Note: This is a public test instance of Red Hat Bugzilla. The data contained within is a snapshot of the live data so any changes you make will not be reflected in the production Bugzilla. Email is disabled so feel free to test any aspect of the site that you want. File any problems you find or give feedback at bugzilla.redhat.com.
Bug 1788918 - librepo fails to build with Python 3.9 (segmentation fault in %check)
Summary: librepo fails to build with Python 3.9 (segmentation fault in %check)
Keywords:
Status: CLOSED RAWHIDE
Alias: None
Product: Fedora
Classification: Fedora
Component: librepo
Version: rawhide
Hardware: Unspecified
OS: Unspecified
high
unspecified
Target Milestone: ---
Assignee: Lukáš Hrázký
QA Contact: Fedora Extras Quality Assurance
URL:
Whiteboard:
Depends On:
Blocks: PYTHON39
TreeView+ depends on / blocked
 
Reported: 2020-01-08 11:30 UTC by Miro Hrončok
Modified: 2020-02-10 15:59 UTC (History)
11 users (show)

Fixed In Version:
Doc Type: If docs needed, set a value
Doc Text:
Clone Of:
Environment:
Last Closed: 2020-02-10 15:57:26 UTC
Type: Bug
Embargoed:


Attachments (Terms of Use)

Description Miro Hrončok 2020-01-08 11:30:16 UTC
librepo fails to build with Python 3.9.0a2.

...
2: test_download_packages_with_expectedsize (tests.test_yum_package_downloading.TestCaseYumPackagesDownloading) ... ok
2: test_download_packages_with_fastestmirror_enabled_1 (tests.test_yum_package_downloading.TestCaseYumPackagesDownloading) ... ok
2: test_download_packages_with_fastestmirror_enabled_2 (tests.test_yum_package_downloading.TestCaseYumPackagesDownloading) ... /builddir/build/BUILD/librepo-1.11.1/build-py3/tests/python/tests/run_nosetests.sh: line 1:   778 Segmentation fault      (core dumped) LD_LIBRARY_PATH="/builddir/build/BUILD/librepo-1.11.1/build-py3/librepo/:" PYTHONPATH="/builddir/build/BUILD/librepo-1.11.1/build-py3/librepo/python/python3" /usr/bin/python3 -m nose -s -v "/builddir/build/BUILD/librepo-1.11.1/tests/python/tests/"
(build hangs here)


For the build logs, see:
https://copr-be.cloud.fedoraproject.org/results/@python/python3.9/fedora-rawhide-x86_64/01141146-librepo/

For all our attempts to build librepo with Python 3.9, see:
https://copr.fedorainfracloud.org/coprs/g/python/python3.9/package/librepo/

Testing and mass rebuild of packages is happening in copr. You can follow these instructions to test locally in mock if your package builds with Python 3.9:
https://copr.fedorainfracloud.org/coprs/g/python/python3.9/

Let us know here if you have any questions.

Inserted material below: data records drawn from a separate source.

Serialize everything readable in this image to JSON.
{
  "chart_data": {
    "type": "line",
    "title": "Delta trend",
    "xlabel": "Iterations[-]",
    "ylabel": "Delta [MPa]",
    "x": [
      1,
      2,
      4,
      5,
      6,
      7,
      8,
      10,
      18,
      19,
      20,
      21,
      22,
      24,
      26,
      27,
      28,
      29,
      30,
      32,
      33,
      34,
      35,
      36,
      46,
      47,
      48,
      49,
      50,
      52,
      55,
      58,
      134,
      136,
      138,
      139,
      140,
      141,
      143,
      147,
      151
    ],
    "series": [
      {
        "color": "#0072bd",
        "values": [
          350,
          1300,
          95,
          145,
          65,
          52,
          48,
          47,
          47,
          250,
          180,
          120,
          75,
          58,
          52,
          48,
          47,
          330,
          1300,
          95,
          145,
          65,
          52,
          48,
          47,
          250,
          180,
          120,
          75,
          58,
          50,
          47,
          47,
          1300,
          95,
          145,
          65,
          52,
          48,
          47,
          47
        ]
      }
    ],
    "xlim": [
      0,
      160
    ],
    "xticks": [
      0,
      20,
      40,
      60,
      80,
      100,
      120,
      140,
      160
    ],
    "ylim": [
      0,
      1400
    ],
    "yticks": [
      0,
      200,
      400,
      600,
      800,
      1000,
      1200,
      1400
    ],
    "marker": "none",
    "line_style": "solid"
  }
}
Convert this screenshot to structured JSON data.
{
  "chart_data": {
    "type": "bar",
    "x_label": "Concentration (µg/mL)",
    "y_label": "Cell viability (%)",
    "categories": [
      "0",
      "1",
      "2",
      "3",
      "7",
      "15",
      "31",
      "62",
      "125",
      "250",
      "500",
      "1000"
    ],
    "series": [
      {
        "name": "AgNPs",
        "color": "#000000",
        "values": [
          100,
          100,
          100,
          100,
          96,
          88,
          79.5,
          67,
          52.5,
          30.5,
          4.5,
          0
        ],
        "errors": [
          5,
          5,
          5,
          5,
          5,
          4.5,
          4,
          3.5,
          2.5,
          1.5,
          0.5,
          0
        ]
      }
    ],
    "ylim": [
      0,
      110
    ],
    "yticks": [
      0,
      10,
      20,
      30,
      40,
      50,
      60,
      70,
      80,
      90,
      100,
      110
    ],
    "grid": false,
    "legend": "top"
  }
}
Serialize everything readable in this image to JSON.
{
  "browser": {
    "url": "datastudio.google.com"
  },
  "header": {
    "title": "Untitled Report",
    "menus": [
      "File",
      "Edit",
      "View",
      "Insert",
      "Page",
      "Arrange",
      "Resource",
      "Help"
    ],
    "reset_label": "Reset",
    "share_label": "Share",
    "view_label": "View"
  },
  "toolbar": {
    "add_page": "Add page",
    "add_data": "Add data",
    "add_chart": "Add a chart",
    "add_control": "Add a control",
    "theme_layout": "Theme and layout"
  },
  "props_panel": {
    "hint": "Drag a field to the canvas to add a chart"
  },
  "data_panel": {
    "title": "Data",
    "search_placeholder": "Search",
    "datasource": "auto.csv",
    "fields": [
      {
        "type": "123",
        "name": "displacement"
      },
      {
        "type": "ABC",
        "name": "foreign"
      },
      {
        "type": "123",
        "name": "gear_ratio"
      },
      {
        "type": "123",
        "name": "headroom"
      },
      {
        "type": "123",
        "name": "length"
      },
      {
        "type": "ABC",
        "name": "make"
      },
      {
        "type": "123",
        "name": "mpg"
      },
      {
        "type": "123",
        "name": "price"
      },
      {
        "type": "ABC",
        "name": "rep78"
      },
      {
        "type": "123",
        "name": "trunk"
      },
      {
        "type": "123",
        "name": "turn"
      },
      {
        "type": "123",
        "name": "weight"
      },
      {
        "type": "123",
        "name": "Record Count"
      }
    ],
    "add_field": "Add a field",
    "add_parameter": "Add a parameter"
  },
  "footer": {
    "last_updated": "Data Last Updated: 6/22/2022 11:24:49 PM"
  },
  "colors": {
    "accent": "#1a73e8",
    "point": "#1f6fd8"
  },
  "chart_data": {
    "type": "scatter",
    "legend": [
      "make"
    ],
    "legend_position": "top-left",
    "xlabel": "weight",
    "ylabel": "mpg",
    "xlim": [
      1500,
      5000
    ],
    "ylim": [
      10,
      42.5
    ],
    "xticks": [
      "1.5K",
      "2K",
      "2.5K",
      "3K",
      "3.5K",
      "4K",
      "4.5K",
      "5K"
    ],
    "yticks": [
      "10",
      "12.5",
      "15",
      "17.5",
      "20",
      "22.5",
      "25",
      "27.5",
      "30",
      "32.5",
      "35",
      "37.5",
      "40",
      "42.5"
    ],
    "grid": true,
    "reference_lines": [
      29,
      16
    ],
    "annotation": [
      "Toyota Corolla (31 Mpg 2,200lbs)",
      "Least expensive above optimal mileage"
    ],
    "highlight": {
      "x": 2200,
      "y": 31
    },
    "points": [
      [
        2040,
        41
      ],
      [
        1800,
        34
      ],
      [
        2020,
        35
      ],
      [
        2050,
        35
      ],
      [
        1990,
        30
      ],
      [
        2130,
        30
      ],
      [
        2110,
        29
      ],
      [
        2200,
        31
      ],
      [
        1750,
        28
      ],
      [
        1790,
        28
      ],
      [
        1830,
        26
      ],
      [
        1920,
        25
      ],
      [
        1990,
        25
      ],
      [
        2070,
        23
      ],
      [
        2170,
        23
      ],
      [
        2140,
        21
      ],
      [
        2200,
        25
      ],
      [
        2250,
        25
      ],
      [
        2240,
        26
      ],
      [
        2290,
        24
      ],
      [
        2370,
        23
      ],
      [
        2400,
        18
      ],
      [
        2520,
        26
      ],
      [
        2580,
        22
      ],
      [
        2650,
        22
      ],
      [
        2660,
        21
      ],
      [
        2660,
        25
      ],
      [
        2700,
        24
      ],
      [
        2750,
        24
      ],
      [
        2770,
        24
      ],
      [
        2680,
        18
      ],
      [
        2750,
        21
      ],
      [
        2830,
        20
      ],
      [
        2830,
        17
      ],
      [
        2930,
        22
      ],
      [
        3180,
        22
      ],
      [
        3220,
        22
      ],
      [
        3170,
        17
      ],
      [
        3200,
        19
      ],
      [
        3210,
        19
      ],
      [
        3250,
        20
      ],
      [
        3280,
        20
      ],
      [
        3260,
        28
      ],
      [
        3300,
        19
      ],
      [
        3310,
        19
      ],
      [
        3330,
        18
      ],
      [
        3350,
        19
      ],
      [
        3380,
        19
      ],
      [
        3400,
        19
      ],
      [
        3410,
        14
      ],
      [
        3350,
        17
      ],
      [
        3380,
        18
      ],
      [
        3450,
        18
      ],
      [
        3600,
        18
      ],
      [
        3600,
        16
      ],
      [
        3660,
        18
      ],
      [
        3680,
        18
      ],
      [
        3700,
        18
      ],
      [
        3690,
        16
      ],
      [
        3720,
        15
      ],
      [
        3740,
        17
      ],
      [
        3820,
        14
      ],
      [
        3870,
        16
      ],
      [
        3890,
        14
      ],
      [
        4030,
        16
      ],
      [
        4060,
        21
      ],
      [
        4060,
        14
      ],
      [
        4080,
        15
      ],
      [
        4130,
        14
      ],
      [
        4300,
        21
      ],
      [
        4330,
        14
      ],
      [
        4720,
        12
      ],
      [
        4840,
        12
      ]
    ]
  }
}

Python 3.9 will be included in Fedora 33, but the initial bootstrapping has already started.
A build failure this early in the bootstrap sequence blocks us very much.

Comment 1 Lukáš Hrázký 2020-01-13 16:20:10 UTC
Hi Miro,

I'm looking into this and I kind of suspect the cause may be potentially some mess in python versions against which the python packages being used during the tests were built. Either that or possibly a python bug.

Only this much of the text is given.